BACK TO THE STORY: Finally He turned and looked at me from across the room. He looked at me with pity in His eyes. But this was a pity that didn't anger me. I dropped my head, covered my face with my hands and began to cry again. He walked over and put His arm around me He could have said so many things. But He didn't say a word. He just cried with me.

Then he got up and walked back to the wall of files. Starting at one end of the room, He took out a file and, one by one, began to sign his name over mine on each card.

"No!" I shouted rushing to Him. All I could find to say was "No, no," as I pulled the card from Him. His name shouldn't be on these cards. But there it was, written in red so rich, so dark, so alive. The name of Jesus covered mine. It was written with His blood.

He gently took the card back. He smiled a sad smile and began to sign the cards. I don't think I'll ever understand how He did it so quickly, but the next instant it seemed I heard Him close the last file and walk back to my side. He placed His hand on my shoulder and said, "It is finished."

Lesson 4: Jesus Can Dispose of Any Card.

Now this is the truly good news. In Acts 22:16, Paul was told how he had Christ dispose of a lot of cards he wanted to get rid of. Jesus washed away what was written on every card in the files Paul had marked, "Christians I have persecuted, imprisoned, and killed," "Hatred I have harbored towards God's people," "Times I have fought against the purpose of God," and others. (See Matthew 11:28-30 )

BACK TO THE STORY: He gently took the card back. He smiled a sad smile and began to sign the cards. I don't think I'll ever understand how He did it so quickly, but the next instant it seemed I heard Him close the last file and walk back to my side. He placed His hand on my shoulder and said, "It is finished."

I stood up, and He led me out of the room. There was no lock on its door. There were still cards to be written.

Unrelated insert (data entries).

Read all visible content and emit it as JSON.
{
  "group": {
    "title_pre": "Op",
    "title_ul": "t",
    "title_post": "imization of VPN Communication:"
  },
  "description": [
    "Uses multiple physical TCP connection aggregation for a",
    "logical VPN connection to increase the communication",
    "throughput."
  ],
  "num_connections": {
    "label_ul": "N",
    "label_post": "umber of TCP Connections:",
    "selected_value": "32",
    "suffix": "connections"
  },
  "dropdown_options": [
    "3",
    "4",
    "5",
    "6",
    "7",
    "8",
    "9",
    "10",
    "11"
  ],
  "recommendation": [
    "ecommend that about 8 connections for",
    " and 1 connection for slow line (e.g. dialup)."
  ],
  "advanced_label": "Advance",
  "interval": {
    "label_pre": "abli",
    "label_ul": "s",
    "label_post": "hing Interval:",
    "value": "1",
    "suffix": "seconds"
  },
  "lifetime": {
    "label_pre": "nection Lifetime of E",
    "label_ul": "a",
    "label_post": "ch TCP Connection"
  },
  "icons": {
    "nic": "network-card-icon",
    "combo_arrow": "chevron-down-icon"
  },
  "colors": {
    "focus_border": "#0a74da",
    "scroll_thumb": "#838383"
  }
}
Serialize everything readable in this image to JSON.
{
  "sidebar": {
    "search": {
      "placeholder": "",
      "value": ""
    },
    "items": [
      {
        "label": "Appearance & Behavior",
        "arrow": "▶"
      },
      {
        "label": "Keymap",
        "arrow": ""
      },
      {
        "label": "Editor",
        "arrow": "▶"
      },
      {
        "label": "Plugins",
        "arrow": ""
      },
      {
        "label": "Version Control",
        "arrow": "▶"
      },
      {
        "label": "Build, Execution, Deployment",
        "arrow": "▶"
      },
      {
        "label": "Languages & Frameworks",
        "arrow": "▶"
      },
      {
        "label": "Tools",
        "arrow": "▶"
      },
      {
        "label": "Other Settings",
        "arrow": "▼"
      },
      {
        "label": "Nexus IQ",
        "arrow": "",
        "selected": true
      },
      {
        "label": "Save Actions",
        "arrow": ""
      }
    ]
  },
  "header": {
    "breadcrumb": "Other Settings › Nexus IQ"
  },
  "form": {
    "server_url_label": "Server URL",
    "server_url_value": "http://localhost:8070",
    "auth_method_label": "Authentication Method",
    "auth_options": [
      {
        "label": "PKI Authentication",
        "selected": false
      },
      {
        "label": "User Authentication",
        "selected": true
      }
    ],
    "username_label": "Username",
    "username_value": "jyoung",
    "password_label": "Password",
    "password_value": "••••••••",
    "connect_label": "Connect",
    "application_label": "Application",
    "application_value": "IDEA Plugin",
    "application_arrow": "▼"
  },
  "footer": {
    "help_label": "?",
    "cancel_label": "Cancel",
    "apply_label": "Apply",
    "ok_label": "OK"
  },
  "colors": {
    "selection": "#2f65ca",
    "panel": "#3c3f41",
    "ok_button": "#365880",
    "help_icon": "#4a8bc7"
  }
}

Lesson 5: There Are More Cards To Write.

Now consider these two questions: 1) What will be on the cards I write tomorrow? 2) What will become of the bad cards I write in the future? It is completely up to you. You can write whatever you want to on those cards. Those cards do not contain what other people do to you but what you do, think, and say. Even if others shamefully mistreat you, it is your reaction that is recorded on the index cards. If you invite Jesus into your room of index cards, He'll get rid of any you don't want God to read on Judgment Day. But you have to ask Him.

CONCLUSION: Do you appreciate what Jesus can do in your life? Do you thank Him for what He has done? Do you feel, as Paul did, the depths from which Jesus lifted you? This illustration helped me feel a deep sense of shame that because of me, Christ has suffered. Let's get rid of any shameful index cards and start writing hundreds of good ones.